The article I came across was about car dealerships. It was entitled “Car dealers could learn a lot from Starbucks, Grubhub and Amazon when it comes to customer service.” It was all about how to create a good ownership experience for your customers. Frankly it had a lot of good points and a few good ideas, but more importantly, it got me thinking. Then the questions came.
What if we treated every one of OUR customers like we treat any and all Newmar customers? What would that cost us and what would it get us? Could we find a way to charge for it?
What if we had a way for our customers to book themselves service appointments on line? That could completely avoid the “I can’t get through, and no one called me back” that I hear every so often from customers.

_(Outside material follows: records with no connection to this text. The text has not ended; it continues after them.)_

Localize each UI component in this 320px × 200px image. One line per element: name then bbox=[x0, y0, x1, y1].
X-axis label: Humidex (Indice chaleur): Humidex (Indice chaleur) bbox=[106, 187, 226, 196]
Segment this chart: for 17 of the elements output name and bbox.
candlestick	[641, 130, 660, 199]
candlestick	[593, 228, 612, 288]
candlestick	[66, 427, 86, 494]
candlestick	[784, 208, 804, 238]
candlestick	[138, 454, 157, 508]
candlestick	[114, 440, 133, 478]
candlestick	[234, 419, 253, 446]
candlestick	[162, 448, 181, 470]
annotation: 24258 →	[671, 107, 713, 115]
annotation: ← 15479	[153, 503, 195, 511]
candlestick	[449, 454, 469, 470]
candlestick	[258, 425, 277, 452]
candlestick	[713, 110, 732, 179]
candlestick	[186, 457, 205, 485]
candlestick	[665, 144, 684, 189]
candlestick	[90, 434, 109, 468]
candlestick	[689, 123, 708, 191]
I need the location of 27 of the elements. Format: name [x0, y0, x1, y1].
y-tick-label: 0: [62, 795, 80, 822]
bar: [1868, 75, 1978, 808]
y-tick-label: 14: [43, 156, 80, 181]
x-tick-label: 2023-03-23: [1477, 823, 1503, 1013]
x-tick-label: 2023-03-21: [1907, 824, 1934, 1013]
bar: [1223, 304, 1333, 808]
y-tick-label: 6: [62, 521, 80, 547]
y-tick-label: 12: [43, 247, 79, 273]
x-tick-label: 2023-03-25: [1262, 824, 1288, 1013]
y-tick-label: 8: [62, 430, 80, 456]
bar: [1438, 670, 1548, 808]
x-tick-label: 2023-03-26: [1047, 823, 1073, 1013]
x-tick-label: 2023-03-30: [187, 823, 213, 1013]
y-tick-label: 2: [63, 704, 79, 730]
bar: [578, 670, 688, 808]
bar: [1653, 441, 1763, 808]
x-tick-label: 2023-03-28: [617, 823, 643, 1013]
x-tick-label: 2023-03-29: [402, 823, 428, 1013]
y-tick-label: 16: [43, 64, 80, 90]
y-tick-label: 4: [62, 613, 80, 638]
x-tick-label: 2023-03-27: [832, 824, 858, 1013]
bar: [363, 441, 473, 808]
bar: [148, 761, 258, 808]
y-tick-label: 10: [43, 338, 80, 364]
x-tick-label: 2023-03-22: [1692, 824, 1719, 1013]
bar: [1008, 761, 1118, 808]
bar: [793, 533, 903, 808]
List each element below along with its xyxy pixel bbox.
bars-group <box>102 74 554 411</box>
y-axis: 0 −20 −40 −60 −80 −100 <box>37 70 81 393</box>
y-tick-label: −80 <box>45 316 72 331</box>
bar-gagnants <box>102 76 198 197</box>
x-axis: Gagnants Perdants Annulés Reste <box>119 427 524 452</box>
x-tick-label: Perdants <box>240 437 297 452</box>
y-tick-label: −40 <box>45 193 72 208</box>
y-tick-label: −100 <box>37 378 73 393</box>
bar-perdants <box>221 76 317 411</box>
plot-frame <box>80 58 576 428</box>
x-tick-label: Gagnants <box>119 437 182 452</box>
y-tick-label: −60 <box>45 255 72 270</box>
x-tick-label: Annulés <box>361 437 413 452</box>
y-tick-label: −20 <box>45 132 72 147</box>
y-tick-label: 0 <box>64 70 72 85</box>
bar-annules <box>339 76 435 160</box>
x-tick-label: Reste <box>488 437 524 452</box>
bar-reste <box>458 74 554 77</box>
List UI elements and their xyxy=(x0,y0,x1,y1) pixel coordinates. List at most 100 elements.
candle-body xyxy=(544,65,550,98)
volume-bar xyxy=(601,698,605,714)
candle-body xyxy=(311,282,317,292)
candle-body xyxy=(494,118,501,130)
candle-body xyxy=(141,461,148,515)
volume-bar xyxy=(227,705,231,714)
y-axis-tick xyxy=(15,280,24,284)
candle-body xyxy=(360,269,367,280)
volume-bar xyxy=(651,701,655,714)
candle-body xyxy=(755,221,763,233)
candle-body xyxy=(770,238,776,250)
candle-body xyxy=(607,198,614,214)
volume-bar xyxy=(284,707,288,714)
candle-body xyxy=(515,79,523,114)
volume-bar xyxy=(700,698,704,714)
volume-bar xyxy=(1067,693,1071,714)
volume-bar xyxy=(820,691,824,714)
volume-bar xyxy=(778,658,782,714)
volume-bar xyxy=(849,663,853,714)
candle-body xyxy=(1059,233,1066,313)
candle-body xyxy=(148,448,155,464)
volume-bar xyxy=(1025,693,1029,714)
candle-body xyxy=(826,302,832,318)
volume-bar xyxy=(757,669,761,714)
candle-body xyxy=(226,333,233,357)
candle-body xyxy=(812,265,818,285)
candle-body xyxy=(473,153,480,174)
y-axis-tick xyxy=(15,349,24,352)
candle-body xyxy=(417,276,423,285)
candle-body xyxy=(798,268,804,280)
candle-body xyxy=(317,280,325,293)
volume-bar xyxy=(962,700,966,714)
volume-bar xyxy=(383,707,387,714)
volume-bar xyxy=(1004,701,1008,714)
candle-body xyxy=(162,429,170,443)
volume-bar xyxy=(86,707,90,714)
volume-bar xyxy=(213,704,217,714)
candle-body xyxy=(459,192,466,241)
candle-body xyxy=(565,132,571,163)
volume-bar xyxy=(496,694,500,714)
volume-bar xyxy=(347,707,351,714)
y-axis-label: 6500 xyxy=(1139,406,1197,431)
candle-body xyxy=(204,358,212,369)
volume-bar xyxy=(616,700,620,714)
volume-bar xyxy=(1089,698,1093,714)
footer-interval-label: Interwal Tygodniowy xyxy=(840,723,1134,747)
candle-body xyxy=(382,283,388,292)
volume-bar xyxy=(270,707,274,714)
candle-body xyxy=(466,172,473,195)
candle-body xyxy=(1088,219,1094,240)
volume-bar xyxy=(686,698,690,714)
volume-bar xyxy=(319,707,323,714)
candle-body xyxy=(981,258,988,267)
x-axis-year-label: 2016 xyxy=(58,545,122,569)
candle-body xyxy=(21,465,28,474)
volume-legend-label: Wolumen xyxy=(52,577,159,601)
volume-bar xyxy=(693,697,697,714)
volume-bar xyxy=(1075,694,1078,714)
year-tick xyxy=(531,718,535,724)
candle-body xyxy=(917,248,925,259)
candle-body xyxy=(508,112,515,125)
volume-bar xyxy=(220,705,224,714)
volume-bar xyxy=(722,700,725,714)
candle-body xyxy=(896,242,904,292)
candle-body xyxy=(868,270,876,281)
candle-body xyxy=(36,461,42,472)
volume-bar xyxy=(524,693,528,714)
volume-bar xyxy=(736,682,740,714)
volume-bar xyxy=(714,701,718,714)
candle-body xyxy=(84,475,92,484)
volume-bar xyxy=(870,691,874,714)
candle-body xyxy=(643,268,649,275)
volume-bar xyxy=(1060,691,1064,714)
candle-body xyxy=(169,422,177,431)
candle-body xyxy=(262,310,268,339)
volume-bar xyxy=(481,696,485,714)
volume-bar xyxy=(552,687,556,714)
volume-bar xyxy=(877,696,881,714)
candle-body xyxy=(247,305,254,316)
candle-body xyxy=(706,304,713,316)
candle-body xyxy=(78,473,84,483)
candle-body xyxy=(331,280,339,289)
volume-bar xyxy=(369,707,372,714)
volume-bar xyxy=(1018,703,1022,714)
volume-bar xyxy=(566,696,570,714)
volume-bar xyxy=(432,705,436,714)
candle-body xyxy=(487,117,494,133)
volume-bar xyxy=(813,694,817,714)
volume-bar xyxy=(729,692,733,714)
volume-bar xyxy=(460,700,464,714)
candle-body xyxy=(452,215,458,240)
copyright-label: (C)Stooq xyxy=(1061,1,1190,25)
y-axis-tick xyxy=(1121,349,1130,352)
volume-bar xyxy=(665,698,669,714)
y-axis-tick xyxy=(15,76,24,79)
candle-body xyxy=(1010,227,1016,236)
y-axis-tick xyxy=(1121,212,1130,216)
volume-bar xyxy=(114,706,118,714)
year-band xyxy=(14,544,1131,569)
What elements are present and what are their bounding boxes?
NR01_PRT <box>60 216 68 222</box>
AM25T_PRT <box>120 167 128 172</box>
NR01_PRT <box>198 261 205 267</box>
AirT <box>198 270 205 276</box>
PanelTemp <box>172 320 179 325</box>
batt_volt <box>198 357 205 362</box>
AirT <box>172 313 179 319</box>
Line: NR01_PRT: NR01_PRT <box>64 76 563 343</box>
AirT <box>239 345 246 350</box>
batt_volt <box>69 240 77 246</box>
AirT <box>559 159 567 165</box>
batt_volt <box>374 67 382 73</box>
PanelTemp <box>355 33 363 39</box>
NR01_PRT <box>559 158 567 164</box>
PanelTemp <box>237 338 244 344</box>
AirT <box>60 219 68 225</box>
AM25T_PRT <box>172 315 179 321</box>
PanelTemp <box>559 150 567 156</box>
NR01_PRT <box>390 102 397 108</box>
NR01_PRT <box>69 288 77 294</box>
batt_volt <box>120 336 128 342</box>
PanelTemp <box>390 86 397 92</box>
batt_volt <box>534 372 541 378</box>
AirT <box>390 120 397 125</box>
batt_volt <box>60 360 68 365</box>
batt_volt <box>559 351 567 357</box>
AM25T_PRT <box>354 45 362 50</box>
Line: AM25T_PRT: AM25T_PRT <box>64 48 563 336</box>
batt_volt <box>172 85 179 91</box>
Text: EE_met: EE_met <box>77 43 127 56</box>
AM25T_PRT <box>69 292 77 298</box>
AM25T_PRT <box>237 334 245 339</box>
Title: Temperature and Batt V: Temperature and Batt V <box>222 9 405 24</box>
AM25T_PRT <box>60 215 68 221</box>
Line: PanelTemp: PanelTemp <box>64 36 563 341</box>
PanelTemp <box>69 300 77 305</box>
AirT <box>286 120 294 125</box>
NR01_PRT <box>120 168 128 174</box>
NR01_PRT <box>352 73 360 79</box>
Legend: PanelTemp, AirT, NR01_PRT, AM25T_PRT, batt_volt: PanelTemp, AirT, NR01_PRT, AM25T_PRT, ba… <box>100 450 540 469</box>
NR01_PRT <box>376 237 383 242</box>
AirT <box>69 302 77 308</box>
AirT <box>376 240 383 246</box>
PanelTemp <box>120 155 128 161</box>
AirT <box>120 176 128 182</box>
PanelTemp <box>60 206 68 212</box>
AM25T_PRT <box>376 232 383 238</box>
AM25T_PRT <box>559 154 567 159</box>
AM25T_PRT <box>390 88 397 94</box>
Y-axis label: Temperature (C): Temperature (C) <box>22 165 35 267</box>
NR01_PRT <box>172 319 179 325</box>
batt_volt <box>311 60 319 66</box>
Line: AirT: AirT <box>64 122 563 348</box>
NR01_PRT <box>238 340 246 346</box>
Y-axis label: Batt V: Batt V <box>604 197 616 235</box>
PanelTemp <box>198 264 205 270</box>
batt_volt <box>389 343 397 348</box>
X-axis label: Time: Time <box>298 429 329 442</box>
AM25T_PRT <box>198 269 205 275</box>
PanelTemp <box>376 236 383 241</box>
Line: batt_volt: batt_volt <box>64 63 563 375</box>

Could we have all RV part orders tracked with the tracking status on line so customers could check where they are in the process of getting their repairs done? I know exactly when my amazon order will arrive with a click of a button. Why not the door handle on my fridge?
Think about the Pizza tracker from Domino’s Pizza. I can order on line, and I immediately get an icon of a guy making a pizza with a little moving red bar right below him. It tells me that they are processing my order, then making the pizza, then it is getting ready to ship, then it is on its way. I can almost time when to open my door as the delivery person comes walking up with the pizza.
What if we offered to pick up and deliver a customer’s RV for service work, for a fee? Or offered mobile service writers? Could that create a new revenue source for us, and would it automatically reduce the amount of time we stored customer’s units while we waited for parts to RVs that are still totally usable?
Would all of these things keep customers more informed, and at the same time free up our best people to do the revenue producing parts of their jobs? Wouldn’t that be better than keeping our people bogged down with phone calls to and from customers just to update them that the parts aren’t in yet, or that that we expect your RV to be done and ready to pick up next Tuesday?
Most importantly, what would be the customer experience? Would they be more or less likely to buy from us again?
What kind of a closing tool would that be for us?